3. My brothers innocent childhood scenes. I would need a separate post to write all those.

4. The smile of a baby, when I held her finger in a crowded bus.

5. My first venture into kitchen - burnt omelet.

6. All my childhood paintings.

7. My younger brothers toothless grin in childhood, when taken on a ride on his tricycle and when colorful balloons are left into the air.

8. My toys collection.

9. We live near a railway track. My father used to work in railways. Sometimes, my father used to travel in the train which passes on that track. The three of us - my brothers and I, used to run near the track when the train passes, to wave to our father. He used to wave back. Though I do not have any photo of this, the memory is as clear as any video.

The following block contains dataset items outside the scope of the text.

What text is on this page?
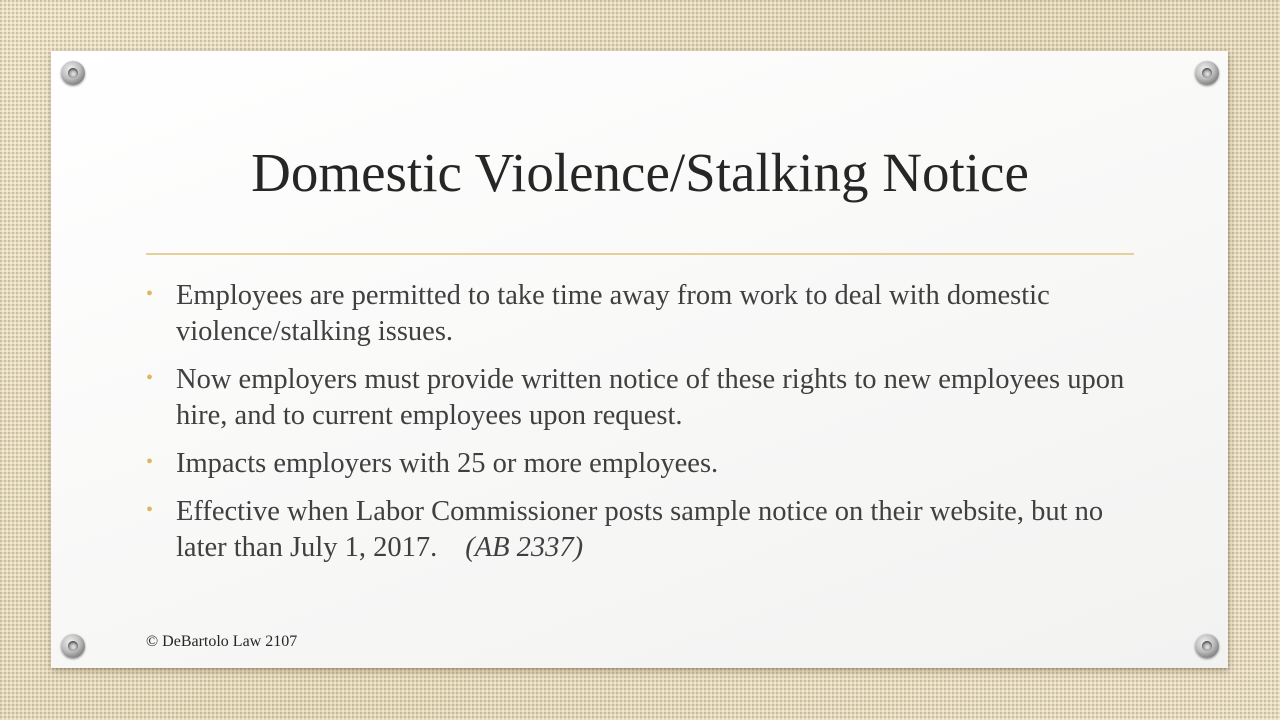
Domestic Violence/Stalking Notice
• Employees are permitted to take time away from work to deal with domestic violence/stalking issues.
• Now employers must provide written notice of these rights to new employees upon hire, and to current employees upon request.
• Impacts employers with 25 or more employees.
• Effective when Labor Commissioner posts sample notice on their website, but no later than July 1, 2017. (AB 2337)
© DeBartolo Law 2107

10.My younger brother's - chappal train. When my youngest brother was a kid, and had not started going to school yet, he used to play by himself, till we return from school. One of his activity was to make a train out of all our foot wear. I think he would have been a year old then. He used to arrange all the footwear based on size. The engine would be my fathers black shoes, followed by his chappals, then my mothers, followed by mine, then my first brothers and at last his shoes.

I could write till here. I shall keep updating this post, whenever I recollect an incident.